Media reports over the last two weeks about cases related to the February communal violence in North East Delhi make it clear that the Delhi Police has turned the investigation into a witch hunt. The authorities are targetting Muslims, despite the community being the disproportionate victims of the riots. Activists who supported the community during the riots and the protests against the Citizenship Amendment Act that preceded them also being unfairly prosecuted.
The Delhi Police’s mala fide actions include a range of illegalities. On Thursday, The Hindu reported on a 24-year-old man who was severely injured in the violence and lost his vision in both eyes, but had been accused in a case related to the riots. The police claimed the man had confessed to participating in the violence and had named members of the student group Pinjra Tod in his confession statement. As a result, two Pinjra Tod members are now in jail. They have been denied bail as the police booked them in several cases. They have even been booked under the draconian terror law, the Unlawful Activities Prevention Act.

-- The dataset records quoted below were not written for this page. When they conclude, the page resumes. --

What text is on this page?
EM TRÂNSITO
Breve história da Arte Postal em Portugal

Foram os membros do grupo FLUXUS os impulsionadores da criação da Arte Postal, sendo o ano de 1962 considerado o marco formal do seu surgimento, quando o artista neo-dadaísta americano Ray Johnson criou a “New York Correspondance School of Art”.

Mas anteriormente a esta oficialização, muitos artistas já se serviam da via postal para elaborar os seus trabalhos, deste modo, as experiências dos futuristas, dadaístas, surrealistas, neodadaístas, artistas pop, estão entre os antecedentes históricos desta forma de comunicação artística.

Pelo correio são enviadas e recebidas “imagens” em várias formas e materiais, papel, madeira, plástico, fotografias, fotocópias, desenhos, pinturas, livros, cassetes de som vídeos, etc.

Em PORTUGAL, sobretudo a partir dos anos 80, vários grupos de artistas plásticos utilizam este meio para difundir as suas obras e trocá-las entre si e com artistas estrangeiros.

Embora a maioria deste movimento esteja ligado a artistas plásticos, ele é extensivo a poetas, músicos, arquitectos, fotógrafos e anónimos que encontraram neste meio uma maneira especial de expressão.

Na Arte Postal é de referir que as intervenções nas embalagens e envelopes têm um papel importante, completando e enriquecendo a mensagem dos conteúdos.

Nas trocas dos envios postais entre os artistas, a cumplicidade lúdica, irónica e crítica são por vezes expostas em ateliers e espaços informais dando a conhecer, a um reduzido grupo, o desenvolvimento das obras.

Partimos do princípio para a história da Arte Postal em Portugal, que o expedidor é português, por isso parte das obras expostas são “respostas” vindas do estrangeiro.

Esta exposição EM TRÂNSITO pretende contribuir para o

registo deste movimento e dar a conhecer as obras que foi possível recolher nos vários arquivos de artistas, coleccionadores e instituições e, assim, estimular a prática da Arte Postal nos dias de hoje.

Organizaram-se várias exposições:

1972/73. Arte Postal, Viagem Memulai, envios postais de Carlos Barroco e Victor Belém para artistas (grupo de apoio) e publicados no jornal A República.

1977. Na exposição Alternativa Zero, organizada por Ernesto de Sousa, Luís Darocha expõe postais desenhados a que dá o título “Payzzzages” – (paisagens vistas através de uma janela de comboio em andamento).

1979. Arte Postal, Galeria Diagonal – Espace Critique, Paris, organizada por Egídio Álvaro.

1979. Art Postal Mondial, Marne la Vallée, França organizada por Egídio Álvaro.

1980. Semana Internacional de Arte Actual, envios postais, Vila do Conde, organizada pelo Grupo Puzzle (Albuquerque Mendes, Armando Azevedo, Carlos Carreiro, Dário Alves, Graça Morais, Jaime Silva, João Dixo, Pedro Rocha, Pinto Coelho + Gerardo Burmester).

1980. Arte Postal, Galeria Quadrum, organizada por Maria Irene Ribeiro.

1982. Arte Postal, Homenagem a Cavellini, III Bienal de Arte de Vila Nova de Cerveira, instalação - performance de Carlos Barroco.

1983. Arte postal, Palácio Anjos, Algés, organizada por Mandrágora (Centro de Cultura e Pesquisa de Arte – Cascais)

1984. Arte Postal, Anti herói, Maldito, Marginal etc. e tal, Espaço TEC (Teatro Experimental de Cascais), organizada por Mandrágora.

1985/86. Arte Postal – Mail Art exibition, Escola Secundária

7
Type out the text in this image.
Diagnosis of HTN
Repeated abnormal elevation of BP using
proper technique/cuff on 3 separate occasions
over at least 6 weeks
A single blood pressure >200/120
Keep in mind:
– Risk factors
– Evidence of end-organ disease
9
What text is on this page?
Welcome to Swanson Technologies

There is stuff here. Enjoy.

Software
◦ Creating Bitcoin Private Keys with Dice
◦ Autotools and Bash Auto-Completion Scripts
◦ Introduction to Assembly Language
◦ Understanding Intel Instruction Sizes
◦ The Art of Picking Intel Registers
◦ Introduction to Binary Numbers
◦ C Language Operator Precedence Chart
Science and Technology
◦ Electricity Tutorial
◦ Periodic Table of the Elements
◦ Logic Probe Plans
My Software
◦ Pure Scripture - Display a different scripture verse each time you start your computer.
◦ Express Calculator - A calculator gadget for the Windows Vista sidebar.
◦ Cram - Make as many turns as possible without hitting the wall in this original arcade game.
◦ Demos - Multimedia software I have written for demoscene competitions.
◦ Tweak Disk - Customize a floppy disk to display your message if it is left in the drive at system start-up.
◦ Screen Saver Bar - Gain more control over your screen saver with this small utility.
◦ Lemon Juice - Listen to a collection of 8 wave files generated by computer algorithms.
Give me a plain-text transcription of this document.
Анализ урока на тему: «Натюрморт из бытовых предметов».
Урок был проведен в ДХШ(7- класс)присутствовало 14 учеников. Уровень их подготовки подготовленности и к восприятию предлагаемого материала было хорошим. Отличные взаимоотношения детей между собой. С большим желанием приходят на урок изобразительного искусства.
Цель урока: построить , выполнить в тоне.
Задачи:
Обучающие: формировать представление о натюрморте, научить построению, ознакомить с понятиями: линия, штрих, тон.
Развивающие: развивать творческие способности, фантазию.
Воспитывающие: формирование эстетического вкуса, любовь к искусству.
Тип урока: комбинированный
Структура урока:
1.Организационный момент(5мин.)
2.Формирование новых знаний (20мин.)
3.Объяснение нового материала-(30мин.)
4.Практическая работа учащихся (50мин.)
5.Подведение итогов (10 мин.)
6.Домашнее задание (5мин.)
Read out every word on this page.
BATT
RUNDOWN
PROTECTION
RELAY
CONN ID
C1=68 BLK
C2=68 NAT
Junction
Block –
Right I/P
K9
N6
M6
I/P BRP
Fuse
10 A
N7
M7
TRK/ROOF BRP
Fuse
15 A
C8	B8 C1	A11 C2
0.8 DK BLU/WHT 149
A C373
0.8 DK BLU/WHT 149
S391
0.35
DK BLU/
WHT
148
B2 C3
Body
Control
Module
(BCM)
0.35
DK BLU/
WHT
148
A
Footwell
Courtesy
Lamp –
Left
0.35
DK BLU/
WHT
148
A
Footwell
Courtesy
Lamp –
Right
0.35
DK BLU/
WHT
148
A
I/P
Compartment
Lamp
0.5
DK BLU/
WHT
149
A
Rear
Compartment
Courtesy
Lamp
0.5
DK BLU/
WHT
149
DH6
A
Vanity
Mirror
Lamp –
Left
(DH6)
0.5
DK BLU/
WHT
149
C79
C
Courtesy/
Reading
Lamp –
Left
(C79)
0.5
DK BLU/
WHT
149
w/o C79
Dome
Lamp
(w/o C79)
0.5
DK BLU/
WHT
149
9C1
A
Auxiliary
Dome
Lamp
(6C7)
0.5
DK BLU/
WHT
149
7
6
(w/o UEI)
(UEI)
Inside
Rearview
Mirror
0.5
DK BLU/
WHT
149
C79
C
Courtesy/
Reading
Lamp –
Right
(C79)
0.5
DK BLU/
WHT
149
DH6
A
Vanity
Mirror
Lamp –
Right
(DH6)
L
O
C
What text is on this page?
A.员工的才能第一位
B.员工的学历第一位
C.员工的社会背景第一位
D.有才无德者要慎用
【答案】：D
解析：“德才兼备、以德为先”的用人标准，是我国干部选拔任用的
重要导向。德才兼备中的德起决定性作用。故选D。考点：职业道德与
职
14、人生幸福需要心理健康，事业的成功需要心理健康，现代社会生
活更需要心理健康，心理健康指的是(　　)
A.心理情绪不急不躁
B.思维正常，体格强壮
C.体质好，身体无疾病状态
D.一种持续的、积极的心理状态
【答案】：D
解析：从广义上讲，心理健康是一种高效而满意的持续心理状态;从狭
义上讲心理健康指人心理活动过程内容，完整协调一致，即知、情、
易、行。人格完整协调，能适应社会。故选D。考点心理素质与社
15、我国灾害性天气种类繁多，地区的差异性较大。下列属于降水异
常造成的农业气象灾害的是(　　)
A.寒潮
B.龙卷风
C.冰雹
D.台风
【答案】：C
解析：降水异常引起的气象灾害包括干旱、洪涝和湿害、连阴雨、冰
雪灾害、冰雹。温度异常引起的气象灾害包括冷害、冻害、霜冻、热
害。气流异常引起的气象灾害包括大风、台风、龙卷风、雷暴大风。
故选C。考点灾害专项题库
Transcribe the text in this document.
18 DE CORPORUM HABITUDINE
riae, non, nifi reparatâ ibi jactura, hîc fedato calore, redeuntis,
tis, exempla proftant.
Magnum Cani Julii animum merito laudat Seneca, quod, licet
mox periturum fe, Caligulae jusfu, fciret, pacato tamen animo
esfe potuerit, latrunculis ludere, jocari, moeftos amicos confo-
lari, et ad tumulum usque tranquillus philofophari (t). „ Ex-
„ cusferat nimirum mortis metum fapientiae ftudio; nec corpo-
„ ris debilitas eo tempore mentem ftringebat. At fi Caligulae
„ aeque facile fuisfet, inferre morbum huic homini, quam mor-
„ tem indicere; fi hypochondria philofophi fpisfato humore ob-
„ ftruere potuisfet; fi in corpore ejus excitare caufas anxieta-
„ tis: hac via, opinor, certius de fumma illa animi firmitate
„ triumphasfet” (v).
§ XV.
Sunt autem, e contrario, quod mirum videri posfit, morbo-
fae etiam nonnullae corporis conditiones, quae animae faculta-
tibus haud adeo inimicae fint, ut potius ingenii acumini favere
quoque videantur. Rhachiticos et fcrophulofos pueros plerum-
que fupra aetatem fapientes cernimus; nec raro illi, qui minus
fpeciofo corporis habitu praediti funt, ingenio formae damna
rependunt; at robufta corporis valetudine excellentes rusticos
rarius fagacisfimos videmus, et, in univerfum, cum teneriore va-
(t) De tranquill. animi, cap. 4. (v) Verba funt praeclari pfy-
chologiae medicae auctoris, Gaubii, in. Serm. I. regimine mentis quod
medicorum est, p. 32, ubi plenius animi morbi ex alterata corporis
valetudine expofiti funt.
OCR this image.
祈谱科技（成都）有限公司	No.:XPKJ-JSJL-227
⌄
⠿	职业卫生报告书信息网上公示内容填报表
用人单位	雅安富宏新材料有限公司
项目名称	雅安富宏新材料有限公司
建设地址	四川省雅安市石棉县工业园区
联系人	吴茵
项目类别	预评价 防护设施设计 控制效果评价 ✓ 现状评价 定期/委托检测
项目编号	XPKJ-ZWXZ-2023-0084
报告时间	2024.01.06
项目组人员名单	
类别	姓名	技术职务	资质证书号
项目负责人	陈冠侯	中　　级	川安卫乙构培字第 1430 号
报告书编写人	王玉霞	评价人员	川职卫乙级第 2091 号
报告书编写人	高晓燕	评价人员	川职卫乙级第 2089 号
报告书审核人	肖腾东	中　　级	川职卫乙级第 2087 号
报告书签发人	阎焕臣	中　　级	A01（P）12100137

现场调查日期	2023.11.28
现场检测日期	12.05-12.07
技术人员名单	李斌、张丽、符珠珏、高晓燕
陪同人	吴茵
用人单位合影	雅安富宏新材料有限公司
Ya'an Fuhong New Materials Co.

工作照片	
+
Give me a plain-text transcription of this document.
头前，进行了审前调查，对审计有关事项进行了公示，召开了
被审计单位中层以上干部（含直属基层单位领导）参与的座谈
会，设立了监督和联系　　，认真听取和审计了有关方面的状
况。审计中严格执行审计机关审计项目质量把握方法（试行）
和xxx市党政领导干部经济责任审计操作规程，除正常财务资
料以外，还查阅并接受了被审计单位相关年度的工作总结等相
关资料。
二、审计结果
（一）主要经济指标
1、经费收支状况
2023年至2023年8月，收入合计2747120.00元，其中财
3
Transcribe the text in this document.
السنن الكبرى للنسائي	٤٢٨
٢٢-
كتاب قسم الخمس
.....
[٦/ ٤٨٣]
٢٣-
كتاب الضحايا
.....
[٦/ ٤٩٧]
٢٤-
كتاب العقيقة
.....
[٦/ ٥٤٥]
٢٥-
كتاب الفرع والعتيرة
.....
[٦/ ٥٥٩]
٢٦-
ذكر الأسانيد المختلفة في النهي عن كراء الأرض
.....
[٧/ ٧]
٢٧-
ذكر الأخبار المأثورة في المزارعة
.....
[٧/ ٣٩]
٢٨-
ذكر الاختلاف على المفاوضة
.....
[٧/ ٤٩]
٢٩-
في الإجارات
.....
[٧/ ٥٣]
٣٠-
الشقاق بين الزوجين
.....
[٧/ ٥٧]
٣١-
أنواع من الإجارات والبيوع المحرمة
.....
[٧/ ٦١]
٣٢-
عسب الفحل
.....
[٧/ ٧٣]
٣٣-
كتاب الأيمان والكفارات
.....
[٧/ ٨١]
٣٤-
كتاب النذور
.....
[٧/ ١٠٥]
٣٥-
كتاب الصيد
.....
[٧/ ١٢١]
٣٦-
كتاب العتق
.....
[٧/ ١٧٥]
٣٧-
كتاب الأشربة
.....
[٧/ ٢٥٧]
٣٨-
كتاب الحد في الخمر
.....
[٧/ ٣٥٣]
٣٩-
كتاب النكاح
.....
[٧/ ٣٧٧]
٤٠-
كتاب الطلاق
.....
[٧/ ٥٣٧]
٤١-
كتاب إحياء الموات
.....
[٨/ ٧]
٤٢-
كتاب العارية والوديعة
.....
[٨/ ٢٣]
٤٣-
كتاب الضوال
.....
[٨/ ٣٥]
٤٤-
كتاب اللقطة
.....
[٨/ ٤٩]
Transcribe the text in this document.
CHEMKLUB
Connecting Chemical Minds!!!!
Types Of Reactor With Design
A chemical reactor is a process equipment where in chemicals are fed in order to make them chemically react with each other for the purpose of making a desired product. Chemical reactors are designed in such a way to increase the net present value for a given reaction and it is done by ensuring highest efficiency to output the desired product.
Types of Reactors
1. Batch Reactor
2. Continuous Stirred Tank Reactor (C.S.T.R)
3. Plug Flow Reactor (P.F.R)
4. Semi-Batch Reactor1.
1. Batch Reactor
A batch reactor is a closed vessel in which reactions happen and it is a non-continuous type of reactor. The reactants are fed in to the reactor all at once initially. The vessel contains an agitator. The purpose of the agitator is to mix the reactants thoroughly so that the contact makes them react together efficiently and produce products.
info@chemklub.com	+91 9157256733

But the man told the newspaper he had no idea who these activists were. He claimed that he had been forced to sign the statement by the police and could have not known the contents because he had lost vision.
Identical cases
On Thursday, the Indian Express reported that nine of the 12 confession statements related to the riots that it had accessed were almost identical. This attempt to duplicate confession statements in multiple cases points to a police conspiracy to cook up evidence.
There are many more discrepancies in the police cases. On May 28, this led to a sessions court hearing the cases to remark that the investigation was targetting one community but that “rival factions” (that is, Hindu rioters) were not being investigated properly. For instance, the Delhi Police is yet to book Bharatiya Janata Party leader Kapil Mishra, whose inflammatory speech instigating a mob just before the riots began on February 23 has been widely reported in the media.
Last week, a Delhi magistrate criticised the police for arresting the manager of a school accused in several cases involving the same allegations and refused to allow the police to take him into custody. After a court gave him bail in the original case, the police had arrested him in a second case.
Adding to this, the secrecy in the investigations is derailing efforts by lawyers and activists to help those accused in cases related to the Delhi violence. Already, access to legal aid has been restricted because of the Covid-19 pandemic. The Delhi Police has flatly refused to make public the first information reports relating to the cases.
Given that the investigation by Delhi Police has lost its credibility, it is time for the Delhi High Court to pull up the police and to monitor the cases closely. The court has a constitutional duty to protect fundamental rights and come to the aid of those unfairly targeted by the authorities.